Australia, remember, was late to start lifting interest rates, beginning only last May. By then, most overseas counterparts had been tightening for some months.

The RBA in October also became the first major central bank to pare the size of rate increases, halving them to 25 basis points. And with Tuesday’s pause, Australia joins Canada as among the first nations to halt the hikes.

At 3.6%, the RBA’s official cash rate remains relatively low in nominal terms. (Japan has been in a deflationary torpor for more than three decades.)

The RBA governor, Philip Lowe, will doubtless expand at Wednesday’s National Press Club address on the board’s reasons for halting the record run of 10 rate rises.

Given Lowe’s performance over recent years, though, journalists may well ask why the public should have confidence he’s picked the right time to pause.

Lowe has already conceded he was wrong to say the RBA’s cash rate could remain at its record low 0.1% until 2024. As late as November 2021, he was still saying “the economy and inflation would have to turn out very differently” for the board to even consider any increase in interest rates in 2022, even as other nations were moving.

To be sure, nobody anticipated the impact Russia’s invasion of Ukraine would have on global inflation, largely causing the eight RBA rate rises that followed in 2022.

Still, Lowe’s explanation for Australia’s exceptionalism was dubious in late 2021. The limited details we have so far as to why a pause now is appropriate also raise doubts.

Eighteen months ago Lowe was confident Australia’s labour market would be less affected by Covid than, say, the US. Worker shortages wouldn’t be as bad, he reasoned, so wages wouldn’t bump up as much as economies emerged from the pandemic.

Australia, too, was relatively shielded from soaring energy prices that were already causing economic pain in Europe and elsewhere, Lowe said. Recall, these comments preceded the Russian attacks.

Since then, Australia’s jobless rate has fallen faster than the RBA’s and others’ forecasts and remains hovering at near half-century lows.

The staggered nature of our multi-year employee agreements – and restrictions of industrial action – have so far helped limit wage growth. It remains “consistent with the inflation target”, the RBA says.

However, with the Australian Council of Trade Unions calling for a 7% rise to the minimum wage and the federal government indicating it wants real wages to remain at least steady, the wage price index is more likely to keep rising rather than fall.

Energy prices, of course, have been a nasty surprise for everybody who’s not a producer.

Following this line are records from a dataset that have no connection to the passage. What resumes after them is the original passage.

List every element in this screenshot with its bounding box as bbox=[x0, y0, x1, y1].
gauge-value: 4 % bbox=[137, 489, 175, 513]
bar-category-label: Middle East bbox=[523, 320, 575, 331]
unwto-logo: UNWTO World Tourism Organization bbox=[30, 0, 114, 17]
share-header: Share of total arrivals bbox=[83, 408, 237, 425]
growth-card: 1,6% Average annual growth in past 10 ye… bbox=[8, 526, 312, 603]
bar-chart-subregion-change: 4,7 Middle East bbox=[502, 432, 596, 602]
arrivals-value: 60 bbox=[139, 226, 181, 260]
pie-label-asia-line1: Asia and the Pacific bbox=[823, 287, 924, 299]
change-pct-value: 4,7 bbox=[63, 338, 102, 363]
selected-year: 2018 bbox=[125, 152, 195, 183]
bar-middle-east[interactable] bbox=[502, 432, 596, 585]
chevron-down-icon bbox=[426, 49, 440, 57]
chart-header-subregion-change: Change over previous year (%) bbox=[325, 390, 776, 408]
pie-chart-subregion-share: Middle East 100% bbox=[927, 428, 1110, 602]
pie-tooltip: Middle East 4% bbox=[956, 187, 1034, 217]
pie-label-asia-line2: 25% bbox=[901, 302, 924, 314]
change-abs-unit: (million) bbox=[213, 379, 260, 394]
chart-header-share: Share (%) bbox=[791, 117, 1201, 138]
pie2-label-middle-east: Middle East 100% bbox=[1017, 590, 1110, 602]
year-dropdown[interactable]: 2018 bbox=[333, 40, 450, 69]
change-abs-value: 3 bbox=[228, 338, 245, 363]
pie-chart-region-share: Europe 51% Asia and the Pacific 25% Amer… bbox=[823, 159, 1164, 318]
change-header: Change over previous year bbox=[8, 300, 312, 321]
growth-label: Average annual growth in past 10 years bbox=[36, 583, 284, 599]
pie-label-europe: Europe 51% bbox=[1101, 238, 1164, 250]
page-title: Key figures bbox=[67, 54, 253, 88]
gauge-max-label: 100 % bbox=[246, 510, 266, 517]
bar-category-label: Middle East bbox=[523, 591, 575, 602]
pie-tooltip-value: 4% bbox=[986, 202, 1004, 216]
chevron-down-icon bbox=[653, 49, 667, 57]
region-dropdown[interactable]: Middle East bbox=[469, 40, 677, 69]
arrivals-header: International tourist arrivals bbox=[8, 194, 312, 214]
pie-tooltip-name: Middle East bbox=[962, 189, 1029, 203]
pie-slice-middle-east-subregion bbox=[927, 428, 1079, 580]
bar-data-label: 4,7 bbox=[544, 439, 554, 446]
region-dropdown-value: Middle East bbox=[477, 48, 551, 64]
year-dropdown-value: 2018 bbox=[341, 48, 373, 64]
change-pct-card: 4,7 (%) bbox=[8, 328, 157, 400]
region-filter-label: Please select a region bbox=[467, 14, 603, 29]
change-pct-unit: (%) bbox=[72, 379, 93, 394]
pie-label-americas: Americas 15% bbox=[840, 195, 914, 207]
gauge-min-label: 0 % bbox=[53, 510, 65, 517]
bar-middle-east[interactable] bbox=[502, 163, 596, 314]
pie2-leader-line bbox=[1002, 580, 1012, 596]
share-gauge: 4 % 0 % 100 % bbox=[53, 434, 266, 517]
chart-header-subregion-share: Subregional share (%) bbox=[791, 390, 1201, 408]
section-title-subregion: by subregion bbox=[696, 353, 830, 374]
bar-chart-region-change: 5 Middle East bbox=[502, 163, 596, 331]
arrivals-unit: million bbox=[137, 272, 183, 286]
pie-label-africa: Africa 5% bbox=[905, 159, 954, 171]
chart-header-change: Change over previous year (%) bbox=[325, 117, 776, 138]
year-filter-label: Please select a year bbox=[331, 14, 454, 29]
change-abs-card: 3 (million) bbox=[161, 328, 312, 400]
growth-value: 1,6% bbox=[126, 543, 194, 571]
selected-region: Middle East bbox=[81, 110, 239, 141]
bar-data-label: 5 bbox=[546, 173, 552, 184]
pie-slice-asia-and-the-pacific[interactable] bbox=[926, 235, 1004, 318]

Increases in power prices of about 20% in the past year look likely to reach 30% in one state from July.

Rents, meanwhile, “are increasing at the fastest rate in some years, with vacancy rates low in many parts of the country”, the RBA said.

For these reasons and others, many economists predict the RBA rates haven’t peaked.

“We continue to think inflation will prove persistent enough to require the RBA to tighten monetary policy further in the months ahead,” Felicity Emmett, a senior economist at the ANZ, said. “In our view, the question is not so much one of ‘where’ the RBA gets to – we still favour 4.1% as the terminal rate – but ‘when’ it gets there.”

Borrowers’ relief at Tuesday’s pause, in other words, may well prove temporary.